Of course such tensions had been bubbling under the surface ever since the onset of devolution in 1999, with some figures in Scottish Labour lamentably and foolishly viewing the Edinburgh parliament as a place where its “second XI” should go – something for which the party is continuing to pay a heavy price for.

It’s unlikely the SNP, given its huge success at party management and internal discipline, will face anything even approaching that. But there may well be some differences emerge, including potentially over the question of whether to go for a second independence referendum, whatever platform the party decides to campaign on at the 2016 Holyrood elections.

There could also be some difference on domestic policies, with some new members such as Edinburgh East MP Tommy Sheppard taking a more left-wing line in opposing the austerity agenda of the Tory government, with perhaps some others opting for a more centrist approach.
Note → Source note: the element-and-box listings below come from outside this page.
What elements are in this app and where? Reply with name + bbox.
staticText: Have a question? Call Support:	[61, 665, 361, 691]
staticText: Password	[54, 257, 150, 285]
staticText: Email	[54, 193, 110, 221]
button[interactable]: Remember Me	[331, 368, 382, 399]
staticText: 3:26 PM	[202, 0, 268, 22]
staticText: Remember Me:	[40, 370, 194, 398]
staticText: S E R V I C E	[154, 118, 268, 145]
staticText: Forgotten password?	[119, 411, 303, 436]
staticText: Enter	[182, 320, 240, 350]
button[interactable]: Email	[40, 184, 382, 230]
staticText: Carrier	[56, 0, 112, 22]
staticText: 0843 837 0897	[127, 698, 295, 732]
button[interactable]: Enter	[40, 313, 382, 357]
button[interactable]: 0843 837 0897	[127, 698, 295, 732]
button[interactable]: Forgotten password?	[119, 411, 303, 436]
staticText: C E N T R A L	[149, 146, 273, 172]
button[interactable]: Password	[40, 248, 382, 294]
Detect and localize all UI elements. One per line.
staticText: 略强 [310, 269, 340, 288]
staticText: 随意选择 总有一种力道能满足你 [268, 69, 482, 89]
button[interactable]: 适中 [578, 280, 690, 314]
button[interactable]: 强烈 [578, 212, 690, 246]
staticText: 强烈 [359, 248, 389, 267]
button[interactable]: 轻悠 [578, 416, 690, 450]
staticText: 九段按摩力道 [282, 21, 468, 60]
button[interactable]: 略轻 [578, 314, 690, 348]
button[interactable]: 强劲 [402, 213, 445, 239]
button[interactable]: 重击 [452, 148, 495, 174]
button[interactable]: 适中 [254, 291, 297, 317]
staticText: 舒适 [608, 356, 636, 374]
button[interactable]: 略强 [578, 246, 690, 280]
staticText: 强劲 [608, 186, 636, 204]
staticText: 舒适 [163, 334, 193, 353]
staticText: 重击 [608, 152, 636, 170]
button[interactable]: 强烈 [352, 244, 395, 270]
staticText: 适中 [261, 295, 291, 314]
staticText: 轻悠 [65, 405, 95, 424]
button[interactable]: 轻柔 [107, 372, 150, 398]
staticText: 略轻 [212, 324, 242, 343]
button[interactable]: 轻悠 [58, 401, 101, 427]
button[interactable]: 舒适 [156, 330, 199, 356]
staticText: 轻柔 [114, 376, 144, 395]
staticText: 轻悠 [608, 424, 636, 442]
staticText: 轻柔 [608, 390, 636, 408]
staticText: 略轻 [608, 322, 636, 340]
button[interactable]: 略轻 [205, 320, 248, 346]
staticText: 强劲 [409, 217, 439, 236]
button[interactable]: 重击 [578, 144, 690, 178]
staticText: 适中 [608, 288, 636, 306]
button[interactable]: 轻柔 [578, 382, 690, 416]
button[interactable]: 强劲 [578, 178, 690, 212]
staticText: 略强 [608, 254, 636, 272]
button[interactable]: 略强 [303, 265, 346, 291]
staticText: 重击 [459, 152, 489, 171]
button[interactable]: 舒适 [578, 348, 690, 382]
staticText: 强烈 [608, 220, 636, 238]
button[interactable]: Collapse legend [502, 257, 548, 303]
However tightly organised and well run the Nationalists are, there will inevitably come times when one of its MPs goes off message – think of issues like the abolition of the monarchy and perhaps the old Nato issue some way down the line, even if it’s not in the immediate future.

There have also been suggestions that some SNP MPs have sought to influence the party’s recent selection contests for Holyrood candidates – something that points to potential tensions in the offing.

Westminster has traditionally been much more prone to rebellions than Holyrood, with the Tories on the question of Europe being an obvious example and within Labour recently on whether to abstain or vote against cuts to welfare benefits.

Again, the SNP is unlikely to experience the same schisms, but the differences in Holyrood and Westminster, where the party is represented like never before, could bring out some such tensions even if it does take some time to emerge.